The city was effectively suspended, not by a formal decree, but by the heavy deployment of state security forces anticipating nationwide protests led by a digitally empowered Gen Z.

From as early as 6:00 AM, Nairobi’s arteries were choked by police roadblocks. Thika Road, Wayaki Way, Mombasa Road, Ngong Road, Valley Road, and Lang’ata Road were all strategically cut off at key intersections. Parliament Road, State House Road, and Harambee Avenue were rendered completely inaccessible.

Commuters were forced to turn back. Ride hailing apps suspended operations in the city center. Logistics and courier companies reported delays and cancellations. Small traders, hawkers, boda boda riders, matatu operators, and office workers found themselves locked out of their usual income streams.

While protester turnout remained sparse in the early hours, with only a few demonstrators assembling near the National Archives, the level of disruption was immense. Security presence far outweighed the crowd.

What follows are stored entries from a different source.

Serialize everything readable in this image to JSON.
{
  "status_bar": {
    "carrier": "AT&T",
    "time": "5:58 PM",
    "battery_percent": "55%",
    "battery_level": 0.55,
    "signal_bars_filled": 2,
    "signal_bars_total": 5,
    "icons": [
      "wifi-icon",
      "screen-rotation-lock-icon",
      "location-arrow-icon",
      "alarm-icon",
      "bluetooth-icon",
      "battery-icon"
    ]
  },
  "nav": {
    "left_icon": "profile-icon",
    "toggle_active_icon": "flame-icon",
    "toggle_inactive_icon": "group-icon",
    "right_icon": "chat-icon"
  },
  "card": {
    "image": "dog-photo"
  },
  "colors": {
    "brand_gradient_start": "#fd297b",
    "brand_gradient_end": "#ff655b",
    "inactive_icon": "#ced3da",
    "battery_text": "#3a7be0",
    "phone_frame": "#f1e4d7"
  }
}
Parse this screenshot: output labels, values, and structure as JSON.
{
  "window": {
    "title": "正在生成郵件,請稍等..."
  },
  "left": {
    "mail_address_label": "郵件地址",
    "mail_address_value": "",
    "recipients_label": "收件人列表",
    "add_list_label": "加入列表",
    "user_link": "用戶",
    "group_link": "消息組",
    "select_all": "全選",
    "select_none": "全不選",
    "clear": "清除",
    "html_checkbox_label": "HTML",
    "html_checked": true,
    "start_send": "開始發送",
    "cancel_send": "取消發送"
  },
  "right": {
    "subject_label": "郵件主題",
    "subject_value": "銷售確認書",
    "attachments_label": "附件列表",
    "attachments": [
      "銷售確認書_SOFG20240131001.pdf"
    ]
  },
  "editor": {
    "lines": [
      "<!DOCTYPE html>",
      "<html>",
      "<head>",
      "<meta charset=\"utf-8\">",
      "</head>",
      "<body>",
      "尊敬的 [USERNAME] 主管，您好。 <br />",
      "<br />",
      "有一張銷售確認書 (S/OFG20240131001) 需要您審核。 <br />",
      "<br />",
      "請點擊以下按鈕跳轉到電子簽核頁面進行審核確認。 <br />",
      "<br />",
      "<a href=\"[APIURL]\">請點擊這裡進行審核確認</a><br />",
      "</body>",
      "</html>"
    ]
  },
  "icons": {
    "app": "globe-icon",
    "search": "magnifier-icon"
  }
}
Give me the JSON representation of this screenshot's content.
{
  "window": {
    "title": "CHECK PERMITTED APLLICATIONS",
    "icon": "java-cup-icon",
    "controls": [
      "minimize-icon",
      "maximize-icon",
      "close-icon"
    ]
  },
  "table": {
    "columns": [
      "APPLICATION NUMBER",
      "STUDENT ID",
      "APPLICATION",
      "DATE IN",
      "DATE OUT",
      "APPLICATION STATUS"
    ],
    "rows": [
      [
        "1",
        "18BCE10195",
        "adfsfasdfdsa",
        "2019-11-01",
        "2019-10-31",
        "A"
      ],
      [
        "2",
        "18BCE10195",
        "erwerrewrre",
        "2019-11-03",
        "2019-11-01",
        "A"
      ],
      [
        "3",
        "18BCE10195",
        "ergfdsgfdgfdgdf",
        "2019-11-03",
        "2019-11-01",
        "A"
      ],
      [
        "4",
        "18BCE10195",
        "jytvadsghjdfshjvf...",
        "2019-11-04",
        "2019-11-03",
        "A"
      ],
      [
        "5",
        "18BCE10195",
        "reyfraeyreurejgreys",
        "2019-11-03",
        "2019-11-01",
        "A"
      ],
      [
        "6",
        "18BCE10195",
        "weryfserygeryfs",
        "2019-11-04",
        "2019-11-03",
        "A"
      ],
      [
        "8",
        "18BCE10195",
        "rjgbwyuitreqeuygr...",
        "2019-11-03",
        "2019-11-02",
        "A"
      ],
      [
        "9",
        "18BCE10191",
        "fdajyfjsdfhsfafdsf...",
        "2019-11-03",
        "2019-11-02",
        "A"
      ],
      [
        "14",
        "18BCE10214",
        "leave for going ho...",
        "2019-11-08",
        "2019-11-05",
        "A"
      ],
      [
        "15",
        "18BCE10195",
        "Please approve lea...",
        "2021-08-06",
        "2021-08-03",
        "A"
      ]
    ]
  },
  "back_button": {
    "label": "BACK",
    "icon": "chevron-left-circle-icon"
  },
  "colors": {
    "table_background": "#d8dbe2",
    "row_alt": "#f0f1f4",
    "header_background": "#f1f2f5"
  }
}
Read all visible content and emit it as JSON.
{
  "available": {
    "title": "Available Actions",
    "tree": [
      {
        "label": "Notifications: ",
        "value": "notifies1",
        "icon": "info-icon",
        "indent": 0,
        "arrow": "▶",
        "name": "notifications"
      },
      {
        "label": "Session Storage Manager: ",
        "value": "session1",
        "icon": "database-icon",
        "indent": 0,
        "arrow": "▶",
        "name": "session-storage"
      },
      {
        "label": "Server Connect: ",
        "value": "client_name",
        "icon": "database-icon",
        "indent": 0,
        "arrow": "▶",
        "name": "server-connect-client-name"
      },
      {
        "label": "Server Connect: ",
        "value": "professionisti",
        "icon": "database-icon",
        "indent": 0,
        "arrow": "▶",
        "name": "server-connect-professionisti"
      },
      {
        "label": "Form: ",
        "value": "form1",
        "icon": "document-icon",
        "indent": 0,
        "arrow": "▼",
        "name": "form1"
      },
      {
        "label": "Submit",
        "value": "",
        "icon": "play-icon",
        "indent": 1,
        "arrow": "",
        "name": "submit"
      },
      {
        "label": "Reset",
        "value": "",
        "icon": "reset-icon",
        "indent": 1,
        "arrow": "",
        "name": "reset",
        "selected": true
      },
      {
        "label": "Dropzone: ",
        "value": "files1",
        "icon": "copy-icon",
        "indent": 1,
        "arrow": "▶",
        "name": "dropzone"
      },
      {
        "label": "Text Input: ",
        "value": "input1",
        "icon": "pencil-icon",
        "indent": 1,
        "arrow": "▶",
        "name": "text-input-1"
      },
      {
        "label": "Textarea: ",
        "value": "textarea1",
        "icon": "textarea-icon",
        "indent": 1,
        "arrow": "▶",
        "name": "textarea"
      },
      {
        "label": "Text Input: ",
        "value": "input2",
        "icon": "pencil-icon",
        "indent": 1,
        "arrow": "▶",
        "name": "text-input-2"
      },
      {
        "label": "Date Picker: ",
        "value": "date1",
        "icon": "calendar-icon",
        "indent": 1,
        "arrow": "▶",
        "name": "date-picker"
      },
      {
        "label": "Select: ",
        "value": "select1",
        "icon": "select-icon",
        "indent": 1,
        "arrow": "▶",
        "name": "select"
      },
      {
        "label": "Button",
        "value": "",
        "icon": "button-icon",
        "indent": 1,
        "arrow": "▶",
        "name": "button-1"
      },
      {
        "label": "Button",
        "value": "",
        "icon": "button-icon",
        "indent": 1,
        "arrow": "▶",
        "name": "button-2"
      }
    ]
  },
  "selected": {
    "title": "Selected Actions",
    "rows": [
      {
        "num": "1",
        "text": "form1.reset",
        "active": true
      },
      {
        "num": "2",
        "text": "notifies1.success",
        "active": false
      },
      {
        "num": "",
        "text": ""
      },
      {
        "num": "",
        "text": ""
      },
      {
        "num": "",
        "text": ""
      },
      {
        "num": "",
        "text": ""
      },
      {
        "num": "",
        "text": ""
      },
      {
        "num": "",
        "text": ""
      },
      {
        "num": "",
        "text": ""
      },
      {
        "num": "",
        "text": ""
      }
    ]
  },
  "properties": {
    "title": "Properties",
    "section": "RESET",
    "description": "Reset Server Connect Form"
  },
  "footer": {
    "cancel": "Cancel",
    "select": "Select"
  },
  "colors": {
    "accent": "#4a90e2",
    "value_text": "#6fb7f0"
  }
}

The government’s response, meant to deter protest, instead paralyzed the economy of a city that contributes over one fifth of the country’s GDP.

The Nairobi Business Coalition estimates that over 65 percent of businesses within the CBD and major economic zones remained closed throughout the morning.

The Kenya National Chamber of Commerce and Industry KNCCI projected a one day loss of over KSh 3 billion, with ripple effects across the informal sector, retail markets, supply chains, and digital services.

For a government that claims to support hustlers and small businesses, this kind of shutdown speaks to a deeper contradiction. A single day’s suspension of normalcy in the capital has a direct and devastating impact on millions of livelihoods. It slows down trade, affects tax collection, discourages investment, and compounds public frustration.

Yet at the heart of the protests, both actual and anticipated, is not chaos but clarity. Kenya’s youth are calling for meaningful engagement, economic justice, dignity, and leadership that is transparent and accountable. What they are demanding is not violence but voice. They are not asking to burn buildings but to build a better country. When the state answers such calls with teargas, silence, roadblocks, and surveillance, it exposes its inability to evolve.

The government’s repeated deployment of brute force instead of meaningful dialogue only fuels further alienation. It fails to read the mood of a generation that is both connected and conscious, radical yet rational.

What Kenya needs now is not fear based policing but trust based governance. Listening cannot be a seasonal performance. It must be embedded into our national consciousness, backed by real reforms and inclusive platforms for citizen participation.

Saba Saba 2025 should not just be remembered as the day Nairobi shut down. It should be the day Kenya woke up. If the country must be policed every time young people raise questions, then the real emergency is not on the streets, it is at the heart of leadership. The cost of ignoring voices is no longer just political. As we’ve witnessed today, it is also profoundly economic.